A properly implemented MTA must queue and retry also on temporary DNS
lookup errors.
I don't believe such behaviour is particularly widespread, and hence I
would be reluctant to rely upon it in practice. Indeed, RFC2182 is quite
clear on the importance of having reachable DNS even if the referenced
services are affected by the same issue(s) (e.g. if sat on the same box):
-----
3.3. A Myth Exploded
An argument is occasionally made that there is no need for the domain
name servers for a domain to be accessible if the hosts in the domain
are unreachable. This argument is fallacious.
+ Clients react differently to inability to resolve than inability
to connect, and reactions to the former are not always as
desirable.
+ If the zone is resolvable yet the particular name is not, then a
client can discard the transaction rather than retrying and
creating undesirable load on the network.

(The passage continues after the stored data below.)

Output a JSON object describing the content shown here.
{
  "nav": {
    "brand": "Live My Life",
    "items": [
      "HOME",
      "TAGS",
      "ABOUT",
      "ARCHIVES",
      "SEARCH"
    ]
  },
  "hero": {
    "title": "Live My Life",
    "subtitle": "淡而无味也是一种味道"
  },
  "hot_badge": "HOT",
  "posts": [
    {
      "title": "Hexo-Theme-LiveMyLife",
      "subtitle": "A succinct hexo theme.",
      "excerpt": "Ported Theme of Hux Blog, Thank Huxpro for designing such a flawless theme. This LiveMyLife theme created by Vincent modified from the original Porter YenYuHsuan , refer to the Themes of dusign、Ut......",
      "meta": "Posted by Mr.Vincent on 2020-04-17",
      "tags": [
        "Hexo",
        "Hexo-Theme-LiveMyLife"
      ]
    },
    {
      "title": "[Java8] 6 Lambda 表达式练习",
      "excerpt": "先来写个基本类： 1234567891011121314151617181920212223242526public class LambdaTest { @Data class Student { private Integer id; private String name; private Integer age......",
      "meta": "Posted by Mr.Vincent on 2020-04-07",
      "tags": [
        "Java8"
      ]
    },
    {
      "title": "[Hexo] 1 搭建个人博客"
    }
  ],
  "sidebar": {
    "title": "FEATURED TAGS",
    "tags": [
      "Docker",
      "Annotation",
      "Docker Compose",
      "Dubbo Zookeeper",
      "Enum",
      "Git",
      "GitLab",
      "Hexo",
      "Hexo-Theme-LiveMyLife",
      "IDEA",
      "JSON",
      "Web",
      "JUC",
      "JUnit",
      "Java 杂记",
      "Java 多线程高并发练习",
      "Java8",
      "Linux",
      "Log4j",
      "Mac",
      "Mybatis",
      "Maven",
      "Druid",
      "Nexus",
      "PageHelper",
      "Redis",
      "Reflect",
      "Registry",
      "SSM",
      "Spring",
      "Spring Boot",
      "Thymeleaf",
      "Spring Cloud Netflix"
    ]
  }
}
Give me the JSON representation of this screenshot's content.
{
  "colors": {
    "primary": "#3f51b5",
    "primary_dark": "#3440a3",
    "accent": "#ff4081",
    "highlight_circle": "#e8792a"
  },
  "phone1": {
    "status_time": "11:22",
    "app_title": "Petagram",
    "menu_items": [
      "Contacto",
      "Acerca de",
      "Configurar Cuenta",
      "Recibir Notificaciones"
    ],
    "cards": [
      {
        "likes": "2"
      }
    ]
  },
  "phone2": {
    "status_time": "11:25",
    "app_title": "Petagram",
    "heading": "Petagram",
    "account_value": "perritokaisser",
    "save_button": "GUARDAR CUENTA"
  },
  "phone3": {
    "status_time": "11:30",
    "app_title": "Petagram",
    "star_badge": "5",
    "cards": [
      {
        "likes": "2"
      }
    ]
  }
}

+ While positive DNS results are usually cached, the lack of a
result is not cached. Thus, unnecessary inability to resolve
creates an undesirable load on the net.
+ All names in the zone may not resolve to addresses within the
detached network. This becomes more likely over time. Thus a
basic assumption of the myth often becomes untrue.
It is important that there be nameservers able to be queried,
available always, for all forward zones.